Ieri sono intervenuto in uno di quei pazzeschi gruppi che raccolgono gli utenti Facebook di un determinato comune.
Lʼoccasione mi è stata data da un post di un mio concittadino che si lamentava (in soldoni) del fatto che nelle sere dʼestate la piazza principale di Alatri (FR) sia piena di bambini che giocano a pallone, vanno in bicicletta o sui monopattini, corrono urlando senza rispetto per la sacralità del luogo e per chi vuole amabilmente chiacchierare – io ho risposto che francamente mi pare positivo che in un luogo del genere tanti bambini trovino ancora lo spirito per giocare tra loro e divertirsi invece di passare le serate ad anestetizzarsi dalla noia fumando crack.
È una piccola polemica locale, ovviamente, tanto assurda negli sviluppi che mi ha divertito molto partecipare al gioco. Credo però che le centinaia di reazioni che ne sono seguite diano più di qualche spunto di riflessione.

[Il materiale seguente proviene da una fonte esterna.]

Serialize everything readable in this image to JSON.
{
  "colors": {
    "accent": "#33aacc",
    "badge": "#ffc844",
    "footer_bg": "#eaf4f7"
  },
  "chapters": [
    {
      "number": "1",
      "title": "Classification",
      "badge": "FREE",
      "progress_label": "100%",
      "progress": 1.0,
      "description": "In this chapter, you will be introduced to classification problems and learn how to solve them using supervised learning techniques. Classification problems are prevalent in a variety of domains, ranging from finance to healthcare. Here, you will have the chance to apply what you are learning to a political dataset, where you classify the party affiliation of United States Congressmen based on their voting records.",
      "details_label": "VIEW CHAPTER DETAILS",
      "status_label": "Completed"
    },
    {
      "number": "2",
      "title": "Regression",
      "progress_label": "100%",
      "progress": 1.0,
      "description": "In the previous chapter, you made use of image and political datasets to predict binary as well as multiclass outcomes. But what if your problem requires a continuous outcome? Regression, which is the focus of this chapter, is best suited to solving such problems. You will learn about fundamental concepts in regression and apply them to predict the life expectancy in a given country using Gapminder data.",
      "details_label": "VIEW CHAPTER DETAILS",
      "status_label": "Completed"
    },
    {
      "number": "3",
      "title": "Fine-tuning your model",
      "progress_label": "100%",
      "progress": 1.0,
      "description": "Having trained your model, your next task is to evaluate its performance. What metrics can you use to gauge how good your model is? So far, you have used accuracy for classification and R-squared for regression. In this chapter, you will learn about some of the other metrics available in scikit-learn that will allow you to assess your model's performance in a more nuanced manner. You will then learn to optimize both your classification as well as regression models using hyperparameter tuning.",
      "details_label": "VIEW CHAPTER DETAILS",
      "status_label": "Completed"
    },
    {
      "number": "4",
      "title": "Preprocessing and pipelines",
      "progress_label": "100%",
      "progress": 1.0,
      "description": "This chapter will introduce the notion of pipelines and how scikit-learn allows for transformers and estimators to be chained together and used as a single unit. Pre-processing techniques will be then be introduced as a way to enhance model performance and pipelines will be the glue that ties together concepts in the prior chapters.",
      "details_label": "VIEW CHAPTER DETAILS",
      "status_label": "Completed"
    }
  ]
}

Il sottotesto del post e dei tanti commenti era, secondo me, lo scontro tra generazioni («ai nostri tempi non era così» eccetera eccetera) e la domanda: quanto spazio siamo disposti a concedere ai bambini? Ovvero, chi sono i legittimi «proprietari» della piazza principale del paese – e, più in generale, del territorio?
Non credo sia una quisquilia, ma una piccolissima parte di uno scontro generazionale che invade più o meno tutto in questo Paese, che va molto oltre la piccola cittadina nella quale risiedo.
Quanto spazio ogni generazione è disposta a lasciare a quella successiva? Lʼimpressione è che le possibilità concesse dai più anziani ai più giovani si restringano generazione dopo generazione.
Sarebbe necessario un nuovo patto sociale in questo Paese, una maggiore disponibilità e generosità verso i più giovani. Lʼimbuto si restringe sempre più, generazione dopo generazione, in nome dei diritti acquisiti, del capitale accumulato, dei pochi o tanti privilegi ai quali non vogliamo rinunciare – qui dove, per fortuna, la morte arriva ormai spesso tardi e non rimette in capo a nuovi soggetti gli spazi, il capitale, i posti di lavoro. I «migliori» ce la fanno sempre, intendiamoci – il problema è che la stragrande maggioranza non lo sono e non lo saranno.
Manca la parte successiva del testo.